Cos’è la Bibbia di Borso d’Este: la sua storia
Realizzata tra il 1455 e il 1461, la Bibbia di Borso d’Este è un manoscritto minato in due volumi, un’opera imponente pur nelle sue piccole dimensioni. Venne commissionata a Modena dal duca Borso d’Este, da cui prende il nome, e porta la firma di alcuni degli artisti più importanti dell’epoca, tra cui il calligrafo lombardo Pietro Paolo Marone e i miniatori Taddeo Crivelli e Franco dei Russi. Questo capolavoro del Rinascimento italiano richiese un enorme sforzo, anche dal punto di vista economico: quasi il 90% della spesa servì a finanziare le illustrazioni miniate, incomparabili gioielli artistici per i quali vennero impiegati preziosi pigmenti (tra cui il lapislazzuli oltremare proveniente dall’Afghanistan).
La Bibbia di Borso d’Este, considerata un sommo capolavoro spirituale ma anche rappresentante dei valori della casata estense, seguì le vicende della dinastia e venne dapprima trasferita a Ferrara, per poi fare ritorno a Modena e finire addirittura un periodo a Treviso. Quando l’ultimo duca Francesco V d’Austria-Este, nel 1859, venne condannato all’esilio, la Bibbia venne portata da esso a Vienna, dove finì tra i tesori degli Asburgo. Dopo la Prima Guerra Mondiale, l’ex imperatore Carlo I d’Austria la portò con sé in Svizzera e, alla sua morte, la moglie Zita di Borbone-Parma la vendette a Parigi.

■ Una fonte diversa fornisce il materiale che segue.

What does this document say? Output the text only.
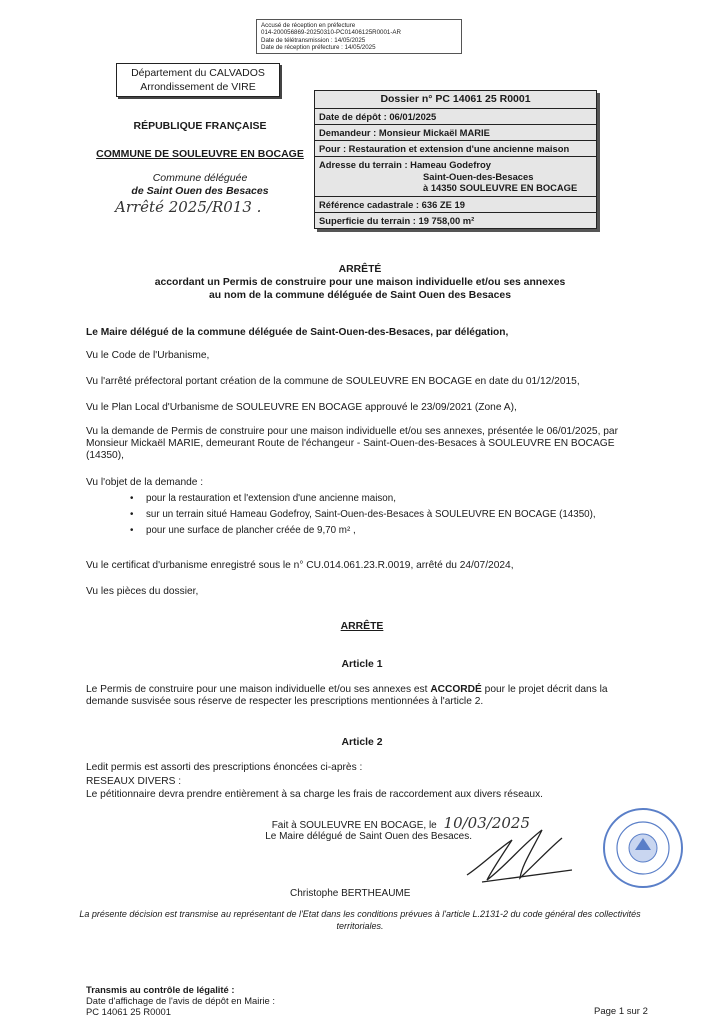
Accusé de réception en préfecture
014-200056869-20250310-PC01406125R0001-AR
Date de télétransmission : 14/05/2025
Date de réception préfecture : 14/05/2025
Département du CALVADOS
Arrondissement de VIRE
RÉPUBLIQUE FRANÇAISE
COMMUNE DE SOULEUVRE EN BOCAGE
Commune déléguée
de Saint Ouen des Besaces
Arrêté 2025/R013 .
Dossier n° PC 14061 25 R0001
Date de dépôt : 06/01/2025
Demandeur : Monsieur Mickaël MARIE
Pour : Restauration et extension d'une ancienne maison
Adresse du terrain : Hameau Godefroy
Saint-Ouen-des-Besaces
à 14350 SOULEUVRE EN BOCAGE
Référence cadastrale : 636 ZE 19
Superficie du terrain : 19 758,00 m²
ARRÊTÉ
accordant un Permis de construire pour une maison individuelle et/ou ses annexes
au nom de la commune déléguée de Saint Ouen des Besaces
Le Maire délégué de la commune déléguée de Saint-Ouen-des-Besaces, par délégation,
Vu le Code de l'Urbanisme,
Vu l'arrêté préfectoral portant création de la commune de SOULEUVRE EN BOCAGE en date du 01/12/2015,
Vu le Plan Local d'Urbanisme de SOULEUVRE EN BOCAGE approuvé le 23/09/2021 (Zone A),
Vu la demande de Permis de construire pour une maison individuelle et/ou ses annexes, présentée le 06/01/2025, par Monsieur Mickaël MARIE, demeurant Route de l'échangeur - Saint-Ouen-des-Besaces à SOULEUVRE EN BOCAGE (14350),
Vu l'objet de la demande :
• pour la restauration et l'extension d'une ancienne maison,
• sur un terrain situé Hameau Godefroy, Saint-Ouen-des-Besaces à SOULEUVRE EN BOCAGE (14350),
• pour une surface de plancher créée de 9,70 m² ,
Vu le certificat d'urbanisme enregistré sous le n° CU.014.061.23.R.0019, arrêté du 24/07/2024,
Vu les pièces du dossier,
ARRÊTE
Article 1
Le Permis de construire pour une maison individuelle et/ou ses annexes est ACCORDÉ pour le projet décrit dans la demande susvisée sous réserve de respecter les prescriptions mentionnées à l'article 2.
Article 2
Ledit permis est assorti des prescriptions énoncées ci-après :
RESEAUX DIVERS :
Le pétitionnaire devra prendre entièrement à sa charge les frais de raccordement aux divers réseaux.
Fait à SOULEUVRE EN BOCAGE, le 10/03/2025
Le Maire délégué de Saint Ouen des Besaces.
Christophe BERTHEAUME
La présente décision est transmise au représentant de l'Etat dans les conditions prévues à l'article L.2131-2 du code général des collectivités territoriales.
Transmis au contrôle de légalité :
Date d'affichage de l'avis de dépôt en Mairie :
PC 14061 25 R0001	Page 1 sur 2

Le travagliate vicissitudini della Bibbia di Borso d’Este si sarebbero concluse con la perdita, per il nostro Paese, di un preziosissimo tesoro rinascimentale. Ma pochi mesi dopo la vendita da parte della moglie di Carlo I, il mecenate Giovanni Treccani – che in seguito avrebbe fondato il famoso Istituto dell’Enciclopedia Italiana – si recò a Parigi e la riacquistò (con soldi propri) per circa 5 milioni di lire dell’epoca. Tornato in Italia, Giovanni ne formalizzò la donazione allo Stato italiano: la Bibbia venne riportata a Modena, sua città d’origine, dove da quel momento è ospitata presso la Biblioteca Estense, per essere esposta al pubblico solo in rarissime occasioni.

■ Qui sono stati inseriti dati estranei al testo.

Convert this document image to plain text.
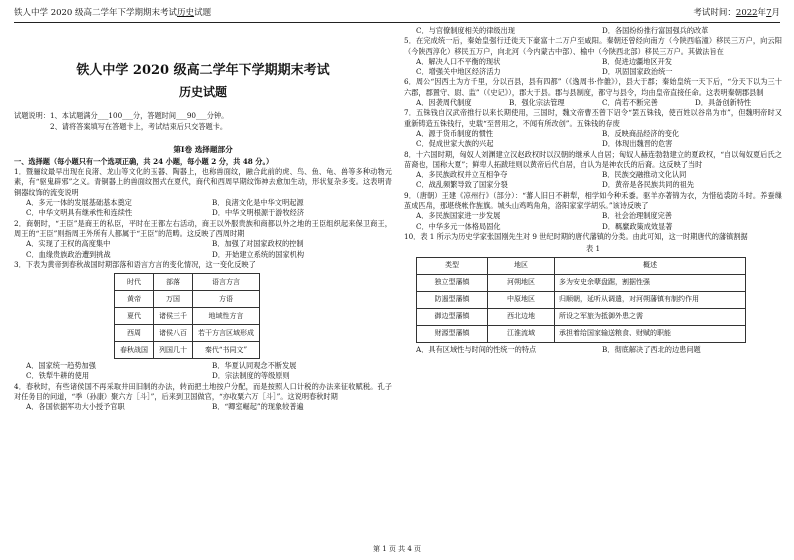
铁人中学 2020 级高二学年下学期期末考试历史试题	考试时间：2022年7月
铁人中学 2020 级高二学年下学期期末考试
历史试题
试题说明：1、本试题满分___100___分，答题时间___90___分钟。
2、请将答案填写在答题卡上，考试结束后只交答题卡。
第Ⅰ卷 选择题部分
一、选择题（每小题只有一个选项正确，共 24 小题，每小题 2 分，共 48 分。）

1．暨骊纹最早出现在良渚、龙山等文化的玉器、陶器上，也称兽面纹，融合此前的虎、鸟、鱼、龟、兽等多种动物元素，有“驱鬼辟邪”之义。青铜器上的兽面纹图式在夏代，商代和西周早期纹饰神去愈加生动，形状复杂多变。这表明青铜器纹饰的流变说明

A．多元一体的发展基础基本奠定	B．良渚文化是中华文明起源
C．中华文明具有继承性和连续性	D．中华文明根源于游牧经济

2．商朝时，“王臣”是商王的私臣，平时在王都左右活动，商王以外服贵族和商都以外之地的王臣组织起来保卫商王，周王的“王臣”则指周王外所有人都属于“王臣”的范畴。这反映了西周时期

A．实现了王权的高度集中	B．加强了对国家政权的控制
C．血缘贵族政治遭到挑战	D．开始建立系统的国家机构

3．下表为黄帝到春秋战国时期部落和语言方言的变化情况，这一变化反映了

时代	部落	语言方言
黄帝	万国	方语
夏代	诸侯三千	地域性方言
西周	诸侯八百	若干方言区域形成
春秋战国	列国几十	秦代“书同文”
A．国家统一趋势加强	B．华夏认同观念不断发展
C．铁犁牛耕的使用	D．宗法制度的等级原则

4．春秋时，有些诸侯国不再采取井田旧制的办法，转而把土地按户分配，而是按照人口计税的办法来征收赋税。孔子对任务目的问道，“季（孙康）聚六方［斗］”，后来到卫国做官，“亦收粟六万［斗］”。这说明春秋时期

A．各国依据军功大小授予官职	B．“卿室崛起”的现象较普遍
C．与官僚制度相关的律级出现	D．各国纷纷推行富国强兵的改革

5．在完成统一后，秦始皇强行迁徙天下豪富十二万户至咸阳。秦朝还曾经向南方（今陕西临潼）移民三万户，向云阳（今陕西淳化）移民五万户，向北河（今内蒙古中部）、榆中（今陕西北部）移民三万户。其做法旨在

A．解决人口不平衡的现状	B．促进边疆地区开发
C．增强关中地区经济活力	D．巩固国家政治统一

6．周公“因西土为方千里，分以百县，县有四都”（《逸周书·作雒》），县大于郡；秦始皇统一天下后，“分天下以为三十六郡，郡置守、尉、监”（《史记》），郡大于县。郡与县制度，都守与县令，均由皇帝直接任命。这表明秦朝郡县制

A．因袭周代制度	B．强化宗法管理	C．尚若不断完善	D．具备创新特性

7．五铢钱自汉武帝推行以来长期使用，三国时，魏文帝曹丕曾下诏令“罢五铢钱，使百姓以谷帛为市”，但魏明帝时又重新铸造五铢钱行，史载“至晋用之，不闻有所改创”。五铢钱的存废

A．源于货币制度的惯性	B．反映商品经济的变化
C．促成世家大族的兴起	D．体现出魏晋的危害

8．十六国时期，匈奴人刘渊建立汉赵政权时以汉朝的继承人自居；匈奴人赫连勃勃建立的夏政权，“自以匈奴夏后氏之苗裔也，国称大夏”；鲜卑人拓跋珪则以黄帝后代自居，自认为是神农氏的后裔。这反映了当时

A．多民族政权并立互相争夺	B．民族交融推动文化认同
C．战乱频繁导致了国家分裂	D．黄帝是各民族共同的祖先

9．（唐朝）王建《凉州行》（部分）：“蕃人旧日不耕犁，相学如今种禾黍。驱羊亦著锦为衣，为惜毡裘防斗时。养蚕缫茧成匹帛，那堪绕帐作旌旗。城头山鸡鸣角角，洛阳家家学胡乐。”该诗反映了

A．多民族国家进一步发展	B．社会治理制度完善
C．中华多元一体格局固化	D．羁縻政策成效显著

10．表 1 所示为历史学家张国刚先生对 9 世纪时期的唐代藩镇的分类。由此可知，这一时期唐代的藩镇割据

表 1
类型	地区	概述
独立型藩镇	河朔地区	多为安史余孽盘踞，割据性强
防遏型藩镇	中原地区	归顺朝，延听从调遣，对河朔藩镇有制约作用
御边型藩镇	西北边地	所设之军旅为抵御外患之需
财源型藩镇	江淮流域	承担着给国家输送粮食、财赋的职能
A．具有区域性与时间的性统一的特点	B．彻底解决了西北的边患问题
第 1 页 共 4 页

Quando e dove vedere la Bibbia di Borso d’Este
Sono passati ben 102 anni dal ritorno in Italia di questa preziosa opera d’arte: il 2025, oltre a segnare l’anno del Giubileo, corrisponde anche al centenario della prima esposizione al pubblico della Bibbia di Borso d’Este. In questa data così importante, dunque, il capolavoro viene celebrato con una speciale mostra aperta gratuitamente al pubblico. La sede dell’esposizione è Palazzo della Minerva a Roma, che ospita la Biblioteca del Senato dedicata a Giovanni Spadolini. Anche il luogo non è casuale: oltre ad essere uno dei principali luoghi della cultura istituzionale, fu qui che venne formalizzata la donazione della Bibbia, nel 1923.

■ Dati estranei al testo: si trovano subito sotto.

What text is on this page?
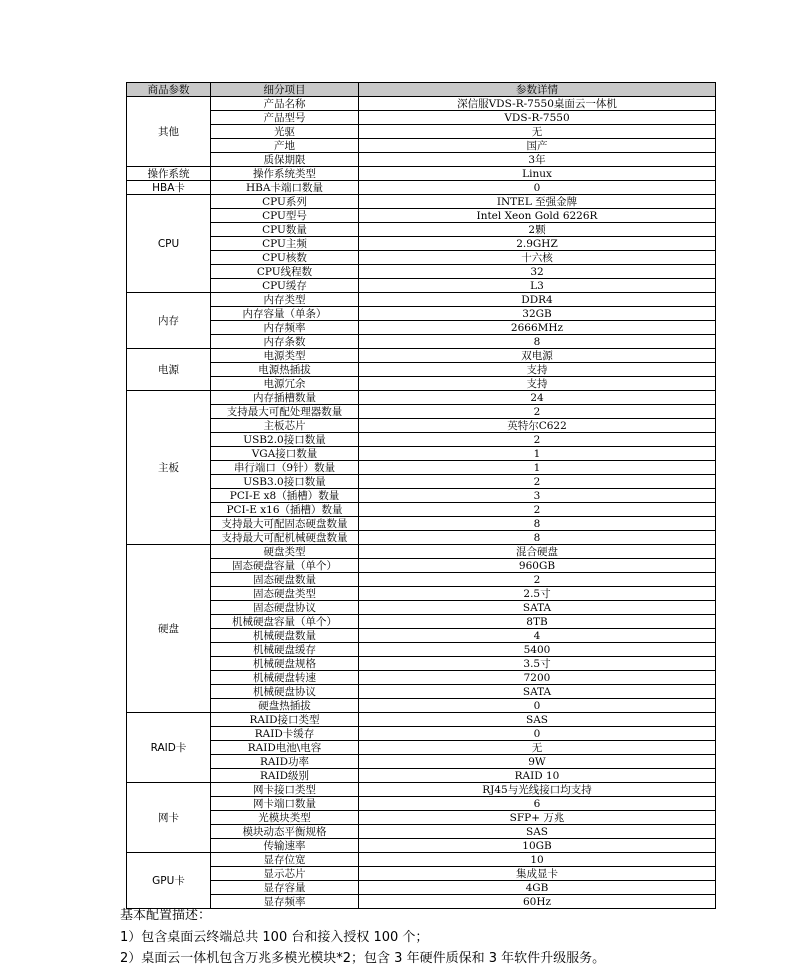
商品参数	细分项目	参数详情
其他	产品名称	深信服VDS-R-7550桌面云一体机
	产品型号	VDS-R-7550
	光驱	无
	产地	国产
	质保期限	3年
操作系统	操作系统类型	Linux
HBA卡	HBA卡端口数量	0
CPU	CPU系列	INTEL 至强金牌
	CPU型号	Intel Xeon Gold 6226R
	CPU数量	2颗
	CPU主频	2.9GHZ
	CPU核数	十六核
	CPU线程数	32
	CPU缓存	L3
内存	内存类型	DDR4
	内存容量（单条）	32GB
	内存频率	2666MHz
	内存条数	8
电源	电源类型	双电源
	电源热插拔	支持
	电源冗余	支持
主板	内存插槽数量	24
	支持最大可配处理器数量	2
	主板芯片	英特尔C622
	USB2.0接口数量	2
	VGA接口数量	1
	串行端口（9针）数量	1
	USB3.0接口数量	2
	PCI-E x8（插槽）数量	3
	PCI-E x16（插槽）数量	2
	支持最大可配固态硬盘数量	8
	支持最大可配机械硬盘数量	8
硬盘	硬盘类型	混合硬盘
	固态硬盘容量（单个）	960GB
	固态硬盘数量	2
	固态硬盘类型	2.5寸
	固态硬盘协议	SATA
	机械硬盘容量（单个）	8TB
	机械硬盘数量	4
	机械硬盘缓存	5400
	机械硬盘规格	3.5寸
	机械硬盘转速	7200
	机械硬盘协议	SATA
	硬盘热插拔	0
RAID卡	RAID接口类型	SAS
	RAID卡缓存	0
	RAID电池\电容	无
	RAID功率	9W
	RAID级别	RAID 10
网卡	网卡接口类型	RJ45与光线接口均支持
	网卡端口数量	6
	光模块类型	SFP+ 万兆
	模块动态平衡规格	SAS
	传输速率	10GB
GPU卡	显存位宽	10
	显示芯片	集成显卡
	显存容量	4GB
	显存频率	60Hz

基本配置描述：

1）包含桌面云终端总共 100 台和接入授权 100 个；

2）桌面云一体机包含万兆多模光模块*2；包含 3 年硬件质保和 3 年软件升级服务。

Dal 14 novembre 2025 al 16 gennaio 2026, la Bibbia è esposta presso la Sala Capitolare del Senato, dove è possibile ammirarla negli orari di apertura (dal lunedì al venerdì, dalle ore 10:00 alle ore 18:00). Sono inoltre previste diverse aperture straordinarie il 29 novembre, il 6, 7 e 8 dicembre, il 20 e 21 dicembre, il 27 e 28 dicembre, il 3, 4 e 6 gennaio – nonché il 24 e il 31 dicembre, con orario ridotto. I visitatori, oltre a vedere questo capolavoro dell’arte della miniatura, possono consultare la versione digitale ad altissima risoluzione grazie ai numerosi schermi touchscreen a disposizione all’interno della sala.